Sunset Dam is also home to a large number of Nile Crocodiles, ranging from arm-length tiddlers to monsters three or four meters long which probably weigh several hundred kilograms. Indeed, this is one dam you definitely don’t want to end up in.
Birds are also plentiful here. It’s a great place to see White-crowned Lapwing, a river specialist which is restricted to the Sabie, Olifants, Levuvhu and Limpopo Rivers and is regularly seen at the water’s edge where the cars stop. A dead tree in the water is a nesting site for Red-billed Buffalo Weavers, Village Weavers and Lesser-masked Weavers. A scan along the shoreline will turn up Water Thick-Knees at rest, while Giant, Pied and Malachite Kingfishers can also be seen in the vicinity.
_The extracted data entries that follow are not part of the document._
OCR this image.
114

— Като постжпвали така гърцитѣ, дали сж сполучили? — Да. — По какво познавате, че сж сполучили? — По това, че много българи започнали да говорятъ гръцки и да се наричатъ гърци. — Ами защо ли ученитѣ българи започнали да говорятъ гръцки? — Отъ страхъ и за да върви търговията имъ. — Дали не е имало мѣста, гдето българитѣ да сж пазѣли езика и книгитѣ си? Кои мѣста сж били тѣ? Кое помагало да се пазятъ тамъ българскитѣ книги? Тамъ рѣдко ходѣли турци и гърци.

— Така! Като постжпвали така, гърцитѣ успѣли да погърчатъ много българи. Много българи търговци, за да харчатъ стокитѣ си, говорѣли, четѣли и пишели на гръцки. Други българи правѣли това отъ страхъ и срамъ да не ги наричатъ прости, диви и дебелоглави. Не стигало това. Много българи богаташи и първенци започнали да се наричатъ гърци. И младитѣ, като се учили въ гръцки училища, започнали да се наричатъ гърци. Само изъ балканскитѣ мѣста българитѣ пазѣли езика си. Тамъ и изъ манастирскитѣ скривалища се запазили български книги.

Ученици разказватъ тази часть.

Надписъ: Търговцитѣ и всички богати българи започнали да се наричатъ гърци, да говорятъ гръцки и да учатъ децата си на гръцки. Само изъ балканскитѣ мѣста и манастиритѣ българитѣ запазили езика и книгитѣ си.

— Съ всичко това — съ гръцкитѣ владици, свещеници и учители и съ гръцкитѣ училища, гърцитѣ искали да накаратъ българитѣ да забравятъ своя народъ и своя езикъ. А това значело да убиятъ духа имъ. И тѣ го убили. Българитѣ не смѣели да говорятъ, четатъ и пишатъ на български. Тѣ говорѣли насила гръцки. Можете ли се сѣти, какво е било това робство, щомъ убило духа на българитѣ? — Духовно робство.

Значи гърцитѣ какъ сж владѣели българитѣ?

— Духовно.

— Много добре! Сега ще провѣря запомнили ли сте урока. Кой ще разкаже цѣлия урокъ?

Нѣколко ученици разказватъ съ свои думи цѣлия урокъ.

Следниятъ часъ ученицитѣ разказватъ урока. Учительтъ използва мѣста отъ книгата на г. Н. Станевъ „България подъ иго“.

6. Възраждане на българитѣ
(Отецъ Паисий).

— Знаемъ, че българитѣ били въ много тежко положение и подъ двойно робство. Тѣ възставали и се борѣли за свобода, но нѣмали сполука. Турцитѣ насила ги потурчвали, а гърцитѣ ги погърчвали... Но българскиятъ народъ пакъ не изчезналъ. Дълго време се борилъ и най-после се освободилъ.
Yellow-billed Storks are also common here, as is the ubiquitous Grey Heron.
In terms of mammals there are always loads of Impala hanging about, and these are prey for Lions, Leopards, Cheetah, Wild Dog, Spotted Hyena and the reptilian giants in the water of course, while Elephant and Buffalo often arrive during the heat of the day to bathe and wallow.
The great thing about Sunset Dam, besides the birds and wildlife, is that it is located just outside the gates of Lower Sabie Rest Camp, so you can always spend the first and last moments of the day there, and can also pop out quickly during the heat of the day to see what’s happening.
This panoramic shot was taken in July 2013, on a warm winter’s day when the water is considerably colder that the air, meaning that the Hippo’s, around 18 in this group, spend much of the day out on the banks enjoying the sun. Since taking this panorama I’ve learned a bit more about taking panoramas. For great, high-res panoramas set your lens to around 50mm, and, for a horizontal panorama such as this, orientate your lens vertically (in portrait orientation), and take a series of shots overlapping by around 15 – 20% as you pan across the scene, which you can render through something like Photoshop Photomerge. That way you’ll end up with a large panorama with as much detail as possible.